Fee-on-Transfer Remediation
Overview
Fee-on-transfer (deflationary) tokens deduct a percentage on every transfer, so a contract that pulls tokens with transferFrom receives less than the nominal amount. Crediting the user with the requested amount makes the protocol undercollateralized; the shortfall compounds until withdrawals can no longer be honored and the last users find the contract insolvent.
Related Detector: Fee-on-Transfer
Recommended Fix
Before (Vulnerable)
function deposit(address token, uint256 amount) external {
IERC20(token).transferFrom(msg.sender, address(this), amount);
balances[msg.sender] += amount; // Credits full amount
}
After (Fixed)
function deposit(address token, uint256 amount) external {
uint256 before = IERC20(token).balanceOf(address(this));
IERC20(token).transferFrom(msg.sender, address(this), amount);
uint256 received = IERC20(token).balanceOf(address(this)) - before;
balances[msg.sender] += received; // Credits actual received
}
Measuring the balance before and after the transfer captures the real amount that arrived, fee included. Internal accounting then matches the contract’s actual token holdings, so withdrawals always have backing.
Alternative Mitigations
- Maintain an explicit allowlist of vetted non-fee tokens and reject all others, so the requested amount is guaranteed to equal the received amount.
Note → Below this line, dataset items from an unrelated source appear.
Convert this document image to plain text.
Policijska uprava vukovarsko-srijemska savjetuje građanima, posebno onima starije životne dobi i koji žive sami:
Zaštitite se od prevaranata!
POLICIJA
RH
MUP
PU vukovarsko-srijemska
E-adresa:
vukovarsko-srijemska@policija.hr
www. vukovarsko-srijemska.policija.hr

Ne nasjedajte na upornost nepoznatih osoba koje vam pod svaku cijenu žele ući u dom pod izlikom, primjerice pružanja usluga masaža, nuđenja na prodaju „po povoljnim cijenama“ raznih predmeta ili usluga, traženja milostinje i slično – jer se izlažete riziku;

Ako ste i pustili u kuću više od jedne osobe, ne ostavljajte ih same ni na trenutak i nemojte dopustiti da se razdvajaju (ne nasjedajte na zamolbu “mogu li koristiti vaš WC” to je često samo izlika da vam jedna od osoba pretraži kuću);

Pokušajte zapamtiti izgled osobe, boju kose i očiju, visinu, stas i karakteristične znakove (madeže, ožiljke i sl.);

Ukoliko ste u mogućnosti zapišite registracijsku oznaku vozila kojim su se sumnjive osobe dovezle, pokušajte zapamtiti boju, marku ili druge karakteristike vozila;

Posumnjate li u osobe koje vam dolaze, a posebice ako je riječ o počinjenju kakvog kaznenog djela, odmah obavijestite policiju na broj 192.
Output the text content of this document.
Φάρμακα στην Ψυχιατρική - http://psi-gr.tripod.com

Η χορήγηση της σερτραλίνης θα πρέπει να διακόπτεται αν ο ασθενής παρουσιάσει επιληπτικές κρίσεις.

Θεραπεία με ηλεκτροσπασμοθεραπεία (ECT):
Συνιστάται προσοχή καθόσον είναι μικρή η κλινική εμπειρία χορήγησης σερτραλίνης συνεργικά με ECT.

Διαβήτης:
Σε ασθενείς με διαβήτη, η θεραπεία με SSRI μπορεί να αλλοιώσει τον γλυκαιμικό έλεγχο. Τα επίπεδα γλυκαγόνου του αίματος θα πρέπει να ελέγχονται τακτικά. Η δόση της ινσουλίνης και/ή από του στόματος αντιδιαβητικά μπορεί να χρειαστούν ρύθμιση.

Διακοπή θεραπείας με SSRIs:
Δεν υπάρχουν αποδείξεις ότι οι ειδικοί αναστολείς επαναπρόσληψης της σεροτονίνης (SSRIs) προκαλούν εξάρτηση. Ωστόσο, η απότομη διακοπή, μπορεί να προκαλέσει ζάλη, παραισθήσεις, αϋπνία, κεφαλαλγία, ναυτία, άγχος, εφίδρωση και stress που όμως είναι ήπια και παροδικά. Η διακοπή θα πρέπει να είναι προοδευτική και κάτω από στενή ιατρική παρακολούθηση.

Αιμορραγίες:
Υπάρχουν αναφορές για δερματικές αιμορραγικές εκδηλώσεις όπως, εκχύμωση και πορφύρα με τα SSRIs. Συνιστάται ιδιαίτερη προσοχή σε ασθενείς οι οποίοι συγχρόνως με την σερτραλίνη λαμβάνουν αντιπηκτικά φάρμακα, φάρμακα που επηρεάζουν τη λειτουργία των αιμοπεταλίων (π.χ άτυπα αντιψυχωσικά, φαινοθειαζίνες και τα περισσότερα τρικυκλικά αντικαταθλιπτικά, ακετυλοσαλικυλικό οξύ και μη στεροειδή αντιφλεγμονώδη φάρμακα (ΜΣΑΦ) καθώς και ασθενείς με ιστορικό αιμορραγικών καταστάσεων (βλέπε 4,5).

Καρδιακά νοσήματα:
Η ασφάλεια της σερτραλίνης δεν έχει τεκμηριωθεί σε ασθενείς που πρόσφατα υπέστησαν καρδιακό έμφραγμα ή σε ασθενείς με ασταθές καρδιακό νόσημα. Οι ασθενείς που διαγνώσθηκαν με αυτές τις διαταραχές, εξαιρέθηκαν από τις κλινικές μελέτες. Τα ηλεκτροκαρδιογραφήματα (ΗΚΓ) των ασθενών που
- Apply the same before/after balance measurement on the withdrawal path when sending tokens out, since fees also apply on outbound transfers.
- For rebasing or elastic-supply tokens, track shares rather than absolute balances.
Common Mistakes
- Computing
receivedbut still using the originalamountlater in the function for share or reward math. - Reusing a single contract-wide balance snapshot across reentrant or batched deposits, which corrupts the delta.
- Assuming a token is fee-free because its fee is currently set to zero; some tokens (such as configurable USDT) can enable a fee later.